4.1. Overall Communication Delay Analysis

Figure 10 shows the result of probability density estimation for the overall measured communication delay T c samples. The parameter K was set to 2 to distinguish the PDs from ODs, and weights of the PDs and ODs were estimated as 98.67% and 1.33%, respectively. As expected, the result of the probability density estimation for the overall measured communication samples was divided into two distinct Gaussian mixture models (Figure 10). The first Gaussian component, including passive communication delay, dominated 98.67%, and only 1.33% of the total communication delay was considered outlier delay (Figure 10). On the other hand, the second Gaussian component, including outlier delay, had a maximum outlier delay of 323 ms with an average of 113 ms (Figure 10). From the perspective of teleoperation, the smaller the size of the communication delay, the better, which can better guarantee real time; but, on the other hand, it is considered better to compensate as much as possible for delays of 100 ms or more, which can be felt by the human operators.
Meanwhile, many previous studies have evaluated communication delays based on round-trip time (RTT), and their characteristics differ due to reasons such as region and application system setup. In general, looking at previous studies, RTT shows various communication delay results ranging from 0.1 s to 1 s and appears to vary depending on the communication distance and type of network used [42,43]. Since this is about twice the difference from the one-way communication delay measured in this study, the actual one-way delay can be interpreted as having a range from 0.0 5 s to 0.5 s. In the case of 3G communication, it was found that there was an average RTT of 0.121 s and a maximum of 1 s or more, and, via a satellite network, there was a communication delay of about 0.75 s [42]. In addition, there was actually a study that measured one-way communication delay like this study, and it was found to have an uplink speed of 0.33 s and a video downlink speed of 0.55 s at which control commands are transmitted [43]. In other words, the communication delay results obtained in this study show relatively low communication speeds, suggesting that they are strongly dependent on the type of remote control application and the characteristics of the network used.

4.2. Weight of Gaussian Components

Figure 11 shows the weight of the Gaussian components when the sample interval l was set as 100 (2.5 s of the time interval domain). In addition, from the weight of the estimated Gaussian components, the overall weight of the passive Gaussian component was greater than that of the second Gaussian component ( π ¯ 1 > π ¯ 2 , Figure 11).

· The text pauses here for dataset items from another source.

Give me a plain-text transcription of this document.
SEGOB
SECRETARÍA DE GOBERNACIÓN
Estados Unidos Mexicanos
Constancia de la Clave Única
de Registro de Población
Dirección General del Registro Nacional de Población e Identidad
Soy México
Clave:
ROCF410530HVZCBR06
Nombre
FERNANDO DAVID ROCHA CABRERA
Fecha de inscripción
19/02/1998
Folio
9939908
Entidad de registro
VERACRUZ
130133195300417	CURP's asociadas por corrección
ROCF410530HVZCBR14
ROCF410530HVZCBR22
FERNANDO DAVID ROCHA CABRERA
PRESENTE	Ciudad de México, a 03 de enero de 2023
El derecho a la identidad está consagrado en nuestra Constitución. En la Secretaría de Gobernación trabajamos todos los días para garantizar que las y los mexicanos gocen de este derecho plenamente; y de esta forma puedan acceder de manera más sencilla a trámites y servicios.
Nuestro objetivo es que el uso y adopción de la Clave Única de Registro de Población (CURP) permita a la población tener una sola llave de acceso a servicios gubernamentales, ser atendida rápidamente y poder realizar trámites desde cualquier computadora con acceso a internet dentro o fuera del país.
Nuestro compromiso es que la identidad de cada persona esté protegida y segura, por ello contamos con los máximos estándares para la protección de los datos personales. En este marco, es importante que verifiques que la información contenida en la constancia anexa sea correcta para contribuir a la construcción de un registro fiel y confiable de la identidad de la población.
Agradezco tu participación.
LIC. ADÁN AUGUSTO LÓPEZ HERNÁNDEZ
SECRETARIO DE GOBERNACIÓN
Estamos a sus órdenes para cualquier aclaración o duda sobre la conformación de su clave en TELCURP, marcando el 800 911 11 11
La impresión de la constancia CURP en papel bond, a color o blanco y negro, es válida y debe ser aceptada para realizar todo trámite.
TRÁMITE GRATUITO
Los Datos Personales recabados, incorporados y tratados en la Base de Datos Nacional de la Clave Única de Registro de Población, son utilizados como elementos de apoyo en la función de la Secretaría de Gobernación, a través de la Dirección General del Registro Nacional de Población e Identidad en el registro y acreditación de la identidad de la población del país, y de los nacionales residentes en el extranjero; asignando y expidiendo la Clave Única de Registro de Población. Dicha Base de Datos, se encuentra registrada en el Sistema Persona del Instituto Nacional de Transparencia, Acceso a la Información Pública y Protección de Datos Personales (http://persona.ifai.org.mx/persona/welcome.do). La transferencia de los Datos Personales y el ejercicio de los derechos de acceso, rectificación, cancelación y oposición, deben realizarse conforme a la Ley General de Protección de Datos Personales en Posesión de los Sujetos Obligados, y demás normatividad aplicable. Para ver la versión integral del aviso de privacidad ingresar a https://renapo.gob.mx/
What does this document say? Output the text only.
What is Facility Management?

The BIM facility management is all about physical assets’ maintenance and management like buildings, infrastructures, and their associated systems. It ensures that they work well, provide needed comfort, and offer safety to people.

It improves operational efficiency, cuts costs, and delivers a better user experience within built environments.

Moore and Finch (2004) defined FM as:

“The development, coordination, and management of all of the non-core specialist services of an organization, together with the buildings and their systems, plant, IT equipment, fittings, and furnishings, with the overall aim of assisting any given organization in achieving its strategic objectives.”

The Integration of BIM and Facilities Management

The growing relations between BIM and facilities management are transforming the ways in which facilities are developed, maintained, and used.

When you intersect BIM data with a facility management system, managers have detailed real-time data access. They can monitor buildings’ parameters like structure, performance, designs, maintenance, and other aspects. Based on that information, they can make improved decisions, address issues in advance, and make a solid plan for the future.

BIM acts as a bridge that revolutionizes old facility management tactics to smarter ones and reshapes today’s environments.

4.3. Outlier Classification Analysis

Figure 12 shows a required time for stabilized time synchronization when l was set as 100. It was estimated that about 20 s was required to achieve stabilized synchronization. One thing to note when using the method proposed in this study is that there is a certain amount of waiting time for synchronization. The communication delay was confirmed to have a round-trip delay of 52 ms when conducted with a general ping test, which is about twice the size of the average communication delay of 29.3 ms measured in this experiment (Figure 12).
Figure 13 shows an estimated instant coverage interval when l was set as 100. Since the method proposed in this study uses time synchronization using GPS, a certain amount of time is required to achieve time synchronization, and, in the experiment, stable communication time comparison was possible after about 20 s (Figure 13). Meanwhile, among the systems used in the experiment, the NTP-based time synchronization method using Chrony can set various offsets and synchronization cycles, so faster synchronization times can be expected by adjusting the settings based on the measurement environment.
Figure 14 shows the comparison of instant coverage interval and estimated mean values of each Gaussian component. Communication delay occurs as a complex condition and cannot escape the fundamental limitations of wireless communication. Regardless of the quality of wireless communication itself, the quality may deteriorate due to the momentary influence of the branch communication network. This is not only difficult to predict, but there is little basis for modeling it. Therefore, in this study, a dynamic judgment criterion using a probability-based coverage interval was used to adaptively design an instantaneous communication delay outlier (23). The area with a coverage interval of 5.16 σ from the estimated average value of the first Gaussian was assumed to be an acceptable communication delay zone, and samples outside that area were defined as outliers (Figure 14).
Figure 15 shows the result of the detected outlier based on the estimated communication delay outlier. Note that the detected red circles denote the detected erroneous mean value of the second Gaussian component, which is the latent moment of the communication delay outlier, which is dominant at that instant. As a result, it was possible to capture moments that may include communication delay outliers, and the resolution was determined depending on the sample interval l set in advance (Figure 15). One thing to note is that the moments captured here are sections where outliers exist based on the sample interval, and the entire sample is not treated as a communication outlier. Therefore, it is necessary to design the sample interval to suit the needs, and, if the sample interval is overestimated or less discrete than necessary, a decrease in performance is expected.
Figure 16 shows the total communication delay analysis based on the estimated coverage interval where the red markers represent the detected outlier delay samples among the total measured T c . Among the total measured communication delay samples T c , the communication delay outlier was distinguished (Figure 16). The communication delay outlier detected in this way is greatly affected by the coverage interval, and the sensitivity can be adjusted by adjusting the α value (23). In addition, the size of l described above must also be set in a way that meets the purpose of use, and tuning is required at the validation stage. Meanwhile, the measured communication delay value includes regional limitations, and, depending on the experimental environment, it includes even more communication delay in a wireless communication environment that crosses countries [6]. Since this study only presents a method for probabilistically determining communication delay outliers, it may not be useful if the overall communication signal is polluted by systematic abnormalities. Therefore, it is recommended to use the proposed method considering these constraints, and the failure mode according to system addition and application must be verified afterward.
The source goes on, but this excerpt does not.